BEACH PROTECTION – A CASE STUDY
Since 1950, the federal and local governments in the United States have worked to replenish more than 350 miles of beachfront along the Atlantic Ocean coastline.
As the sea level rises, beach erosion accelerates and the municipalities lose a vital defense against superstorms.
The frequency of these storms are on the rise — eight of the 10 costliest hurricanes occurred in the past decade — and more than ever, beachfront communities seek solutions that insure their ocean front structures and the lucrative tourism industry.
The City of Virginia Beach, located just south of the Chesapeake Bay entrance, is a prime beach resort. The city’s population welcomes nearly 3 million tourists each year, many that come to enjoy shopping, restaurants, museums and amusements along its 3-mile boardwalk.
The concerns for Virginia Beach were twofold: it needed a structure designed to protect the economic livelihood of its waterfront communities — the fragile foundations of hotels and businesses along the boardwalk — and, secondly, a flexible supply chain of material that would not impede on the vital tourism season (Virginia Beach collects
80 percent of its tax revenue from the tourism industry). “We didn’t want to roll trucks when the tourists are enjoying the area,” Phil Roehrs, the city’s coastal engineer said.
The City of Virginia Beach, working alongside the Army Corps of Engineers, concluded the best solution was a steel sheet pile seawall with a concrete cap and a decorative façade.
The main sheet pile wall was constructed with AZ 36 sheet piles (28- foot lengths) supplied by Skyline Steel.
The main wall is cantilevered in some sections, and in others, anchored to a secondary wall of AZ 18 sheet pile.
According to Roehrs, the design would protect against a 9-foot surge and “survive a 1-in-146-year storm.”
The project, under the constraints of a federal formulation project, stayed on its tight schedule because of Skyline’s ability to take advance orders and manufacture the sheet piles, apply coating and hold the supply in its Savannah, Ga. stockyard.
Despite having just two months from project approval to the start date of construction, Skyline promptly delivered the sheet piles to Virginia Beach on the first week after the end of the tourist season. Skyline continued to meet the supply demand throughout the length of the project.

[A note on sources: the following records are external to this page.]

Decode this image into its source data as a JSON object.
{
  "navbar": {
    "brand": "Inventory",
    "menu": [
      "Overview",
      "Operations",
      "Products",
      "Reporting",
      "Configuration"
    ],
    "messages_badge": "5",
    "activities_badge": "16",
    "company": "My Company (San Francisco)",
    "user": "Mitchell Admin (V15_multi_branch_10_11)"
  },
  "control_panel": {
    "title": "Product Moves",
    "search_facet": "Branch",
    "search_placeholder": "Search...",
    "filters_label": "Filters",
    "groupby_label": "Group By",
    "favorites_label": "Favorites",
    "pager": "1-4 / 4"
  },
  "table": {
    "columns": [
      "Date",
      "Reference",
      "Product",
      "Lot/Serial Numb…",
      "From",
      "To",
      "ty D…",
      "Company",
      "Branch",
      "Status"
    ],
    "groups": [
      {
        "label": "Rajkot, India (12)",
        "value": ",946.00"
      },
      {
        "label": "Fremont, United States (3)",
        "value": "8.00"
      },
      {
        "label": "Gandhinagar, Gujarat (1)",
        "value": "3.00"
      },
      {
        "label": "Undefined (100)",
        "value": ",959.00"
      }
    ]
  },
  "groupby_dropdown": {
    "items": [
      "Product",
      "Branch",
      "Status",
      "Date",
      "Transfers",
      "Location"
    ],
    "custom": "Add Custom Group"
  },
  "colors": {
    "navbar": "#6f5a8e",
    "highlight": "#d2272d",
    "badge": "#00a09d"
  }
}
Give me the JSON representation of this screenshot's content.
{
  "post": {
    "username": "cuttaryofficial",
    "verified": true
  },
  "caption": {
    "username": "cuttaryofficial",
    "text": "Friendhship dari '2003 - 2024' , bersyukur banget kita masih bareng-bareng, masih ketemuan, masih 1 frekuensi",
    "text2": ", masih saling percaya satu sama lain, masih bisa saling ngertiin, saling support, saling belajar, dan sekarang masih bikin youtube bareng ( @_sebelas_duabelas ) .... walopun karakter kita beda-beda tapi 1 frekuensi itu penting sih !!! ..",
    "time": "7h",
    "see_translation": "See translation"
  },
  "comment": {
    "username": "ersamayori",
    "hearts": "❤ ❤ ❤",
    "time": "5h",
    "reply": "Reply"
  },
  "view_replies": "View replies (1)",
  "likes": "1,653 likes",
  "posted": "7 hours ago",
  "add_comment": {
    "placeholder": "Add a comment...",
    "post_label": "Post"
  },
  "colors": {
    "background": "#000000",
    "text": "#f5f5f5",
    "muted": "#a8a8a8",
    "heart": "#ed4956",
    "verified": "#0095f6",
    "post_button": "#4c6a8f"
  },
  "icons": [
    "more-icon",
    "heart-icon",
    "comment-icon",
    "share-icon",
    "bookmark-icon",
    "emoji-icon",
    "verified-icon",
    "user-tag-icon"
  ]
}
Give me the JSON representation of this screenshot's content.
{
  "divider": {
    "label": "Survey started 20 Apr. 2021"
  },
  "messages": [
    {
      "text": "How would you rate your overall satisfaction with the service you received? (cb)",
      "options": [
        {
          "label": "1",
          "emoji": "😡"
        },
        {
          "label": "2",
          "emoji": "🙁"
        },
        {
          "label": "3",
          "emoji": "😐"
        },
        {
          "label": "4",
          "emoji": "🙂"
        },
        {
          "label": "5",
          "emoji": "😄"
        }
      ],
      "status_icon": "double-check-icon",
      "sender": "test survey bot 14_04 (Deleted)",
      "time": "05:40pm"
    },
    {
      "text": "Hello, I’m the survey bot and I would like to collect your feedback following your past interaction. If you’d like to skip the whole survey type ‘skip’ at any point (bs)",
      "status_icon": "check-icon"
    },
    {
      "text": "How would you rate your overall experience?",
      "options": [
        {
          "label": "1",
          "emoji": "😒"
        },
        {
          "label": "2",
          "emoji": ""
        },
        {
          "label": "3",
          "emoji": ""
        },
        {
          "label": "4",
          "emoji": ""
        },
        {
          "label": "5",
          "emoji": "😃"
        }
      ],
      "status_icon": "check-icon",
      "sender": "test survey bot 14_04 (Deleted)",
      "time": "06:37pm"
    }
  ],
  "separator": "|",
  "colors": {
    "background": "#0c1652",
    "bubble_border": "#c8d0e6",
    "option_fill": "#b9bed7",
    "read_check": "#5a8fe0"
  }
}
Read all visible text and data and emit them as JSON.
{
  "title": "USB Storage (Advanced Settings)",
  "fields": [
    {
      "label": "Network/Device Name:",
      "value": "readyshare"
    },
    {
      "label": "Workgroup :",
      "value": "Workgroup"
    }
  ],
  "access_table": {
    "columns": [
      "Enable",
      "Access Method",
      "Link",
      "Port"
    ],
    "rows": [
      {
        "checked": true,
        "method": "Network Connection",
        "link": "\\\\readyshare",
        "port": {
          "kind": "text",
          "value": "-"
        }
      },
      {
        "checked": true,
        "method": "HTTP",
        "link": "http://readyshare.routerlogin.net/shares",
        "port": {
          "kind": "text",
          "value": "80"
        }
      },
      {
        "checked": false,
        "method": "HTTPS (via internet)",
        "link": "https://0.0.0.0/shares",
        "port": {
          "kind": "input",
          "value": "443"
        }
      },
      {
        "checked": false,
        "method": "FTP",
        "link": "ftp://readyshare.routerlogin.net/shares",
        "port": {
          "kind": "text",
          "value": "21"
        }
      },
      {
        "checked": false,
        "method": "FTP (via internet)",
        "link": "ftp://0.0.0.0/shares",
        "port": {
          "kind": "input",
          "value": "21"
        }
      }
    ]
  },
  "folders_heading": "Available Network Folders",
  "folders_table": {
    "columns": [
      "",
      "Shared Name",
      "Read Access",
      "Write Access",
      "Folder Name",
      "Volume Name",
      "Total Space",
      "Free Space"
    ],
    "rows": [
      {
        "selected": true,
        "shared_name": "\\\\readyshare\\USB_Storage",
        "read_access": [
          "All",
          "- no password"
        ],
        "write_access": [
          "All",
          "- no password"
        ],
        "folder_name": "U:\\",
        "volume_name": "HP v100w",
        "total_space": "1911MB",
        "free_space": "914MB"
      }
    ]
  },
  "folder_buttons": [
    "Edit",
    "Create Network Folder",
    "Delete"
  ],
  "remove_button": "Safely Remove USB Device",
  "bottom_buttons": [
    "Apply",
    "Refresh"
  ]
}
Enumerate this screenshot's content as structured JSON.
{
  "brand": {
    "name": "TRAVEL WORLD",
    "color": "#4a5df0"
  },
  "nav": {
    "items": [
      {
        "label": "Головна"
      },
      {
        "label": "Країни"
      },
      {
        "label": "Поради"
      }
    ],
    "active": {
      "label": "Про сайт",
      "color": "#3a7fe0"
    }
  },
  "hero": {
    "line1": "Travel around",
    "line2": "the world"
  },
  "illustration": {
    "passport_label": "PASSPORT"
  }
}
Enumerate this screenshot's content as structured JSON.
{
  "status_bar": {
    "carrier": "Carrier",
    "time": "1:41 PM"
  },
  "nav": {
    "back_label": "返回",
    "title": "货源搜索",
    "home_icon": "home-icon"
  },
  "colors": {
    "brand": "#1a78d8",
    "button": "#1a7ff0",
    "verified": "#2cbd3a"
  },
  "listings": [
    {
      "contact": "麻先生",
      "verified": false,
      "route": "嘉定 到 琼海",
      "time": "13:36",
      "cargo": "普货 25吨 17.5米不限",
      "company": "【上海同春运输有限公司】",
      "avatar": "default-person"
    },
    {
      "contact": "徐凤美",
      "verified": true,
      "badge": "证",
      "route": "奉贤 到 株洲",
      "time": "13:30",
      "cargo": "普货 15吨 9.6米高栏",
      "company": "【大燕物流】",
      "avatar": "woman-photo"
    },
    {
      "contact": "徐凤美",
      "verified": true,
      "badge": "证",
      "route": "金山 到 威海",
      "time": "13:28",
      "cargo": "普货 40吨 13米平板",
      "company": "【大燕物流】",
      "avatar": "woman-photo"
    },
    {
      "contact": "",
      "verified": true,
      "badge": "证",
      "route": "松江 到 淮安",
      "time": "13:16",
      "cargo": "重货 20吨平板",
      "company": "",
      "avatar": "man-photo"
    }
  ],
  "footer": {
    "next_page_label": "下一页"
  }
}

The Virginia Beach project area encompassed a 6-mile stretch from Rudee Inlet to 89th Street.
Starting in the fall of 1996 and continuing during five subsequent winters and a sixth spring, the project partners constructed 55 blocks of new seawall and 40 blocks of new boardwalk with a bike path.
Also included was a storm water pump system that returns sea water back to the ocean.
The majority of the project was completed by May 2000, with an average of eight city blocks completed per winter — during one offseason, 16 blocks were constructed. And starting at the end of the summer 2000, the beach was widened to nearly 300 feet as the second measure in a two-tier system designed by the Army Corps as protection against the storm surge.
The City of Virginia Beach, along with the federal government, spent approximately $125 million on the hurricane protection and beach replenishment project.
The payoff was immediate: in September 2003, just one year after the project was completed, Hurricane Isabel struck the Virginia coastline with nearly a 9-foot surge.
According to the Army Corps, nearly $80 million in storm damage to the Virginia Beach community was avoided because of the project.
During Hurricane Ernesto in 2006, which produced a 6-foot storm tide, approximately $60 million in damages were avoided.
Combined with the forthcoming estimates from Hurricane Irene in 2011 and Hurricane Sandy in 2012, the total amount of money the project saved the city and federal government total is approaching $300 million in just 10 years.
Critics bemoaned the cost of beach replenishment yet the investment has seen its returns: the tourism industry in Virginia Beach returns net revenue of $80 million per season while the annualized cost to the city’s beach projects and maintenance is just $2 million per season.